De arbitragevoorziening passend onderwijs kan bindende uitspraken doen en richt zich op geschillen binnen samenwerkingsverbanden die betrekking hebben op:

 de statuten (ook tijdens de oprichtingsfase);

 de onderlinge verhoudingen;

 het beleid ten aanzien van de extra ondersteuning;

 de (verdeling van de) bekostiging.

Nadrukkelijk schrijft de staatssecretaris dat hij hiermee tegemoet wil komen aan de wens van de Kamer dat de samenwerkingsverbanden zich reeds voor vaststelling van statuten tot de

arbitragevoorziening kunnen wenden.14

Experimenten

Een aantal samenwerkingsverbanden in oprichting heeft de staatssecretaris gevraagd of het mogelijk is een jaar eerder te starten met passend onderwijs. Kern van deze experimenten is dat het

invoeringsjaar 2014/2015 voor de drie samenwerkingsverbanden die gaan deelnemen aan een experiment, één jaar naar voren wordt gehaald. Voor de scholen die vallen onder deze

samenwerkingsverbanden wordt al per 1 augustus 2013 de zorgplicht ingevoerd. Het effect daarvan is dat het samenwerkingsverband verantwoordelijk wordt voor de toewijzing en de bekostiging van de extra onderwijsondersteuning en dat de middelen die gemoeid zijn met de huidige rugzakken (geheel of gedeeltelijk) overgaan naar het samenwerkingsverband.15

(3)

OCW heeft Stichting Onderwijsgeschillen bevestigd dat ook de Tijdelijke geschillencommissie

ontwikkelingsperspectief die per 1 augustus 2013 in werking treedt, ten behoeve van de experimenten zal optreden als Tijdelijke geschillencommissie passend onderwijs.

Inwerkingtreding van enkele artikelen van de Wet passend onderwijs

Op 13 december 2012 werd bekend gemaakt dat een aantal artikelen van de Wet passend onderwijs in werking treedt per 1 januari 2013.16 Het gaat met name om het navolgende.

 Het bevoegd gezag van één of meer scholen sluit zich aan bij een samenwerkingsverband, de bevoegd gezagsorganen geven het samenwerkingsverband vorm door het oprichten van een rechtspersoon met volledige rechtsbevoegdheid zonder winstoogmerk.
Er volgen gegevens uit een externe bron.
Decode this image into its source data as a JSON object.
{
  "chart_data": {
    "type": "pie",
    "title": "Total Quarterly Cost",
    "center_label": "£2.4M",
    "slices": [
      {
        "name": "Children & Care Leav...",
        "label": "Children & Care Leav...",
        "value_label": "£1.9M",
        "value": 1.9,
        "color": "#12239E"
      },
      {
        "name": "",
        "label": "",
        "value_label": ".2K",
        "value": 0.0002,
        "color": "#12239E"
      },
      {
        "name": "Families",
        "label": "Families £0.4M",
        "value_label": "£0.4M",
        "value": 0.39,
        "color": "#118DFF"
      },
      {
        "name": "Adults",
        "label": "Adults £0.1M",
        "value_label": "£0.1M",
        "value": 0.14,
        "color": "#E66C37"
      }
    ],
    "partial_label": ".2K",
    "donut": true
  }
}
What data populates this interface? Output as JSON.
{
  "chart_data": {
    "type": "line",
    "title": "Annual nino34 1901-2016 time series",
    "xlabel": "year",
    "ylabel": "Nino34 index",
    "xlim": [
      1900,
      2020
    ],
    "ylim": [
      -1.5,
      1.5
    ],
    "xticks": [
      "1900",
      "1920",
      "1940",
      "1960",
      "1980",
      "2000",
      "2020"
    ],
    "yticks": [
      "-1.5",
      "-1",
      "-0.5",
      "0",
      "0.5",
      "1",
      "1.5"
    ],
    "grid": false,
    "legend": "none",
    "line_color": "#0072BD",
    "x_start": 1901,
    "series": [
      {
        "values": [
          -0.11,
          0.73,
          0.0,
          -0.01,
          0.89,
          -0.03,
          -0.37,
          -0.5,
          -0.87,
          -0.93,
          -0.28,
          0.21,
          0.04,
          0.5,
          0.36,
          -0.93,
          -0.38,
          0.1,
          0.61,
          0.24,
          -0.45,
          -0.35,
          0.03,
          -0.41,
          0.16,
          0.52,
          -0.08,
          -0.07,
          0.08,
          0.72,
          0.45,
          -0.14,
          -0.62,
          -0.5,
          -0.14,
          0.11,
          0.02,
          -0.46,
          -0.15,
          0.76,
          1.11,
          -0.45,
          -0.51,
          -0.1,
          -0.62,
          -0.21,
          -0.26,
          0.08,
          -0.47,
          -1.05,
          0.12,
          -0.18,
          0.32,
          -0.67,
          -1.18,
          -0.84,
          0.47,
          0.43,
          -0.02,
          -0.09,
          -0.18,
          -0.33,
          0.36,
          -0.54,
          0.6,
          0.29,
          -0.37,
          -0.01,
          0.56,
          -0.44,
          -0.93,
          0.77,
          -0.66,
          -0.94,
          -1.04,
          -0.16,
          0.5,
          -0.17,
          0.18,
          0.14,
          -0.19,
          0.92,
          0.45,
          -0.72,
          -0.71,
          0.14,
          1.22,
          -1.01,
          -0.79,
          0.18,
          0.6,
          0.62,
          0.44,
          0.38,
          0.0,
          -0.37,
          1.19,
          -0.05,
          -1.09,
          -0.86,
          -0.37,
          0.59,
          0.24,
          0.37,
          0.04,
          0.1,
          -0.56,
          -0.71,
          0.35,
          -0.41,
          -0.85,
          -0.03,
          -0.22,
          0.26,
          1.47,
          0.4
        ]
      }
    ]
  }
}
Deze rechtspersoon wordt uiterlijk 1 november 2013 opgericht.17

 Bij de benoeming van de leden van de raad van toezicht (van het samenwerkingsverband) wordt de ondersteuningsplanraad in de gelegenheid gesteld een bindende voordracht te doen voor een lid.18

 Het samenwerkingsverband stelt naast de medezeggenschapsraad een

ondersteuningsplanraad in, waarvan de leden worden afgevaardigd door de leden van de afzonderlijke medezeggenschapsraden en wel zo dat het aantal leden, gekozen uit personeel onderscheidenlijk uit ouders of leerlingen, elk de helft van het aantal leden van de raad bedraagt.19

Schoolondersteuningsprofiel

In het vervolg van deze Themabrief wordt het schoolondersteuningsprofiel nader besproken.
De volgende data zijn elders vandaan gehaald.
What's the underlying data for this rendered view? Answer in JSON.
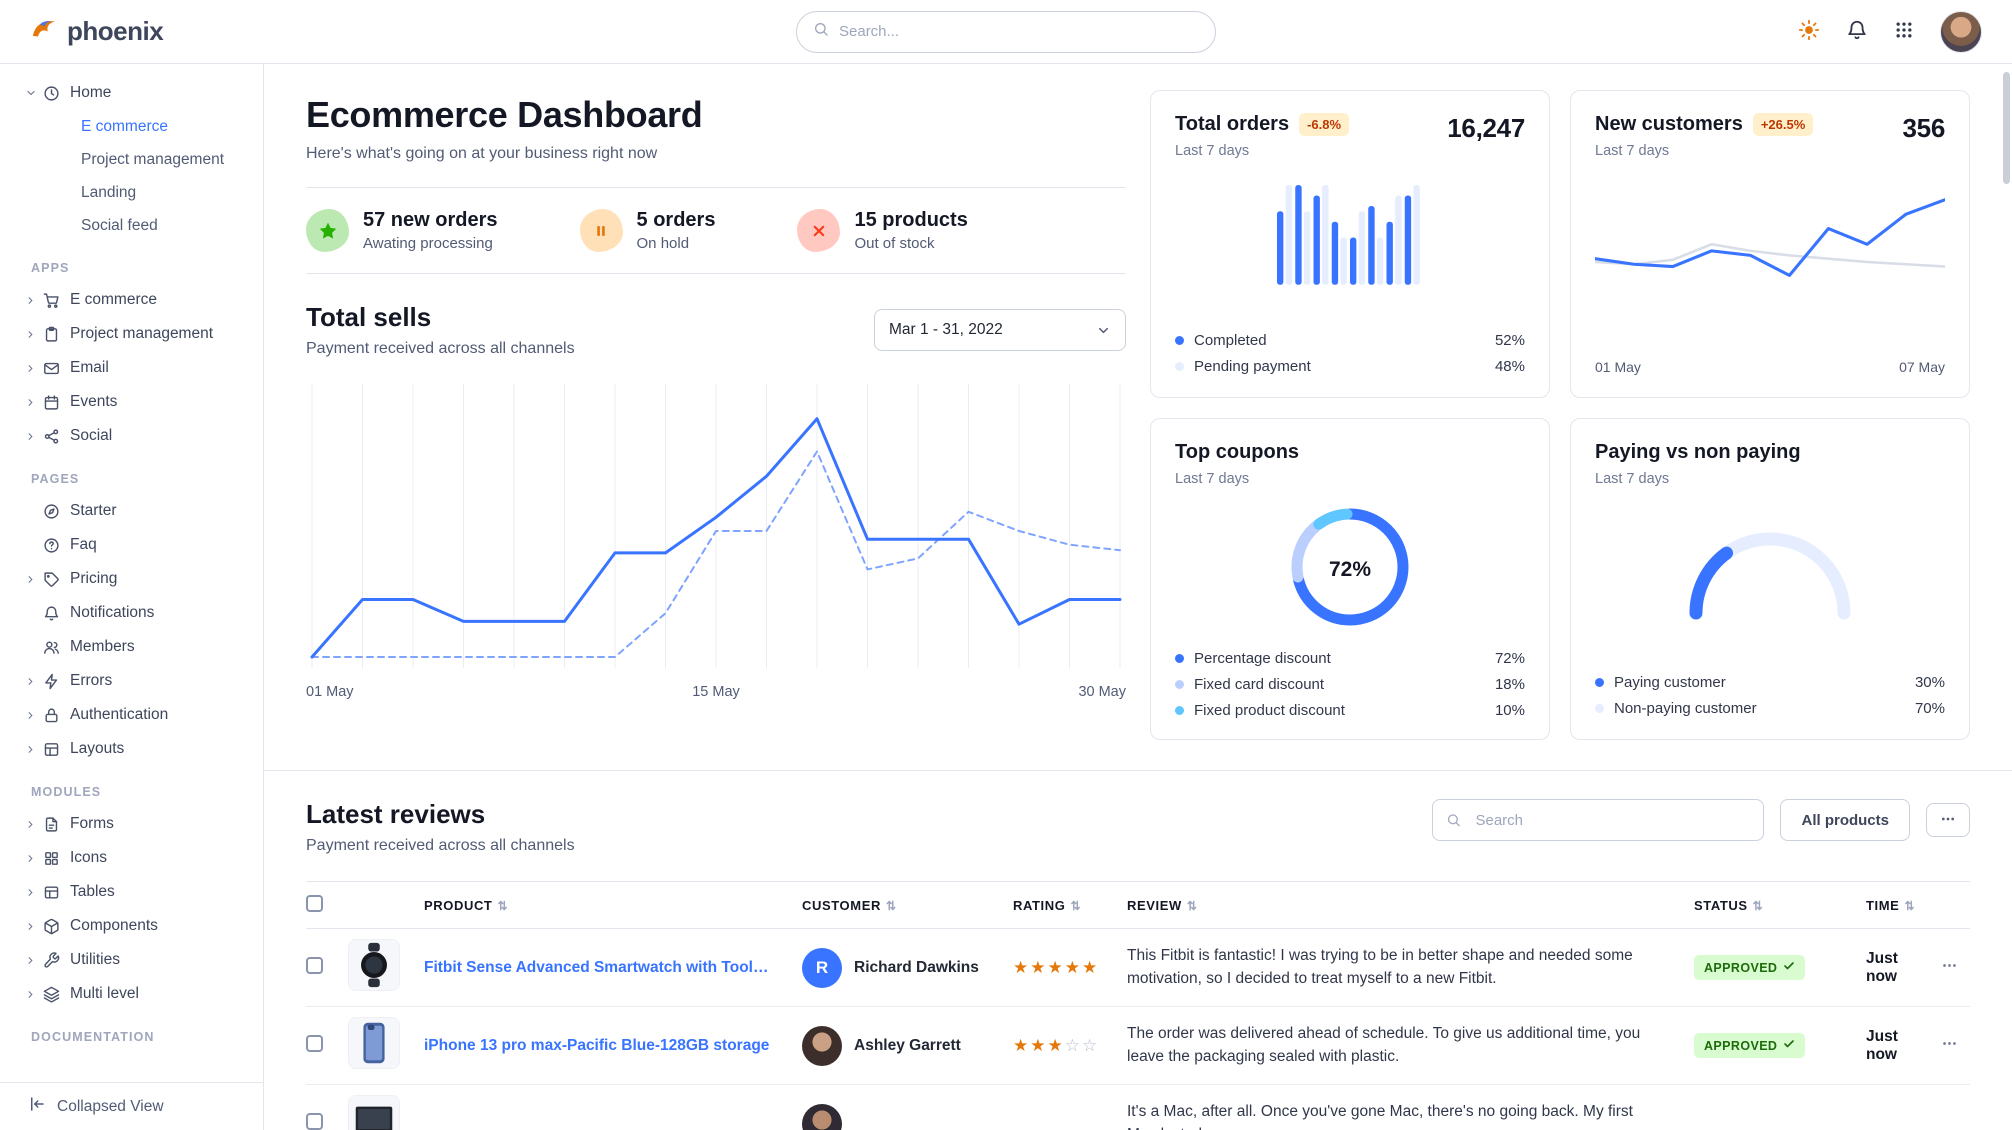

In het schoolondersteuningsprofiel beschrijft de school zowel de zorg die zij standaard kan bieden, de basisondersteuning, als de gespecialiseerde zorg die zij met hulp van het samenwerkingsverband kan verzorgen, de extra ondersteuning. De invulling hiervan hangt af van de expertise van de school en de afspraken die binnen het samenwerkingsverband zijn gemaakt.20

Het schoolondersteuningsprofiel wordt opgesteld door het team (de directeur, de leraren, de intern begeleider of de zorgcoördinator) van de school. Zo nodig wordt in kaart gebracht op welke punten de leraren van de school extra professionalisering nodig achten. Het schoolondersteuningsprofiel wordt betrokken bij het ondersteuningsplan van het samenwerkingsverband en het schoolplan van de school.
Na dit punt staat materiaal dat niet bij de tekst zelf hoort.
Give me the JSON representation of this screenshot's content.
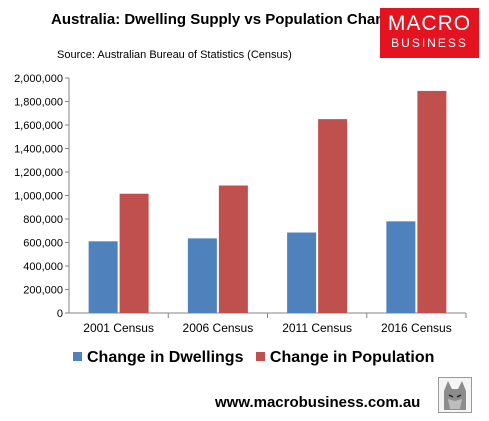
{
  "header": {
    "title": "Australia: Dwelling Supply vs Population Change",
    "source": "Source: Australian Bureau of Statistics (Census)"
  },
  "logo": {
    "line1": "MACRO",
    "line2": "BUSINESS",
    "color": "#e5121f"
  },
  "footer": {
    "website": "www.macrobusiness.com.au"
  },
  "chart_data": {
    "type": "bar",
    "title": "Australia: Dwelling Supply vs Population Change",
    "categories": [
      "2001 Census",
      "2006 Census",
      "2011 Census",
      "2016 Census"
    ],
    "series": [
      {
        "name": "Change in Dwellings",
        "color": "#4f81bd",
        "values": [
          610000,
          635000,
          685000,
          780000
        ]
      },
      {
        "name": "Change in Population",
        "color": "#c0504d",
        "values": [
          1015000,
          1085000,
          1650000,
          1890000
        ]
      }
    ],
    "ylim": [
      0,
      2000000
    ],
    "yticks": [
      "0",
      "200,000",
      "400,000",
      "600,000",
      "800,000",
      "1,000,000",
      "1,200,000",
      "1,400,000",
      "1,600,000",
      "1,800,000",
      "2,000,000"
    ],
    "grid": false,
    "legend": "bottom"
  }
}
Het profiel wordt in de schoolgids geplaatst zodat ouders, leerlingen en andere partijen inzicht hebben in de mogelijkheden voor extra ondersteuning op de school.21

Zorgplicht en schoolondersteuningsprofiel

Scholen in het primair en voortgezet onderwijs hebben in het nieuwe stelsel een zorgplicht. Dit

betekent dat wanneer ouders hun kind met een extra ondersteuningsbehoefte op een bepaalde school aanmelden, deze school de taak heeft dit kind een zo goed mogelijke plek in het onderwijs te bieden, tenzij dit een onevenredige belasting vormt voor de school. Als de school (het bevoegd gezag)22 zelf geen passend onderwijs kan bieden, heeft de school de taak binnen het samenwerkingsverband het kind een zo goed mogelijke plek op een andere school te bieden. Daarbij wordt rekening gehouden met afspraken die binnen het samenwerkingsverband zijn gemaakt over de specifieke

schoolondersteuningsprofielen van de afzonderlijke scholen.23

Toelating en verwijdering

Met de informatie van de ouders of het onderwijskundig rapport stelt de school (op basis van haar ondersteuningsprofiel) vast of er voor het kind extra ondersteuning nodig is. Als de school de extra ondersteuning – eventueel met behulp van middelen uit het samenwerkingsverband – zelf kan bieden en er geen andere factoren zijn die toelating in de weg staan (te denken valt aan denominatieve aspecten, een wachtlijst in verband met het capaciteitsbeleid van de school en het Inrichtingsbesluit WVO) wordt het kind direct toegelaten. Als de school de leerling niet kan toelaten, moet zij ervoor zorgen dat de leerling elders wordt geplaatst. Uitgangspunt is echter dat een kind zo veel mogelijk wordt geplaatst op de school van de eerste voorkeur van de ouders.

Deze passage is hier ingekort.